La bolsita de té
Al George Orwell que escribió ‘Una buena taza de té’, un artículo periodístico de 1946, esta columna le parecería un desatino. Y al escritor orientalista japonés Kakuzo Okakura, un sacrilegio. Su obra ‘El libro del té’, de 1906, recién traducida al español, trata del carácter sagrado de un producto que, originario de China, se había extendido por Asia mucho antes de que los portugueses lo importaran de la India, al final del siglo XV.
Hoy, el té se disputa con el café el segundo lugar entre las bebidas más consumidas del mundo, por detrás del agua. A partir de la segunda mitad del siglo XX, en tal difusión intervino decisivamente la bolsita de té. El comerciante neoyorquino Thomas Sullivan la inventó, hecha inicialmente de seda, con el fin de enviar muestras a sus clientes, pero estos la usaron para preparar la infusión. Dos décadas después se popularizó en Estados Unidos, en formato de papel. En Europa, la bolsita se impuso a la tetera durante los años cincuenta. En los sesenta, su impacto fue global.

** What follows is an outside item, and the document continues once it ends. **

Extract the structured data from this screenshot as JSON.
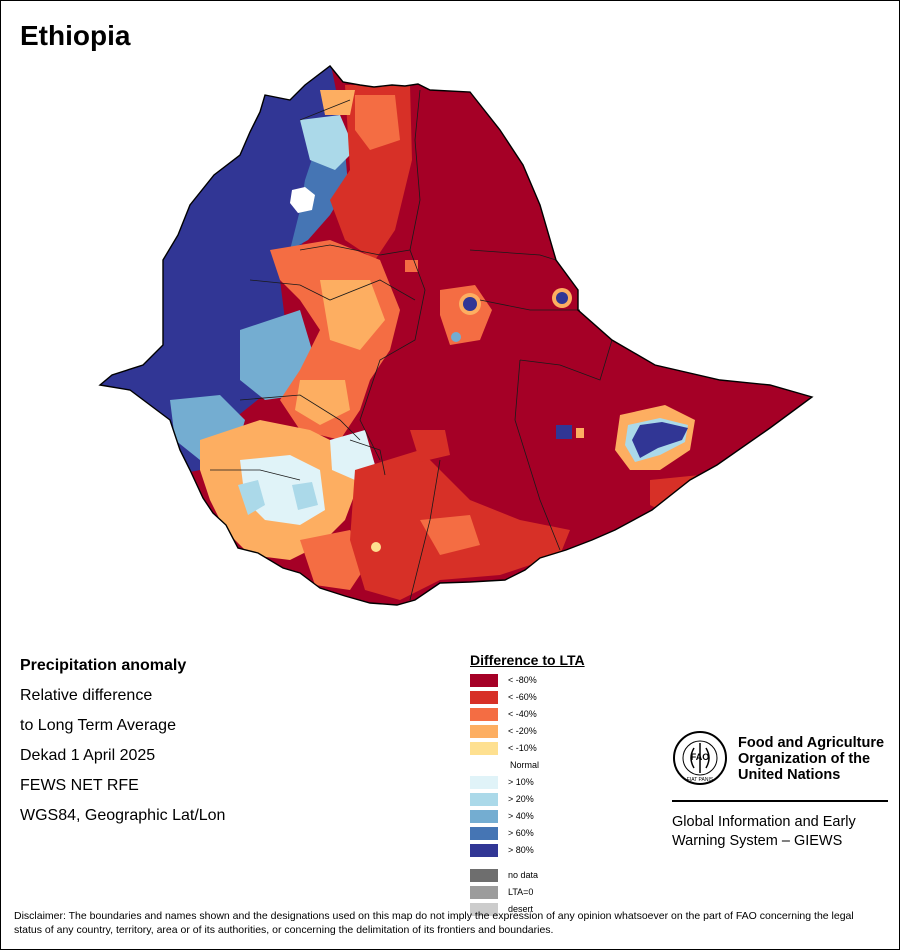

Si Orwell reviviera y actualizara aquel texto de 1946, mal que le pesara, tendría que aludir al uso de la bolsita de té. Por otra parte, inspirándome en la concepción trascendente de Okakura, creo que dicho uso trasluce algo del espíritu de una persona. Así, estrangular la bolsita con su propio hilo, aplastándola contra la cucharilla, muestra un ansia gananciosa que, además de desvirtuar las propiedades del té, daña la delicada bolsita. Esta, que es de por sí codiciada por un coleccionismo exquisito, también sirve de soporte de preciosas obras artísticas, tanto pictóricas, como de papiroflexia.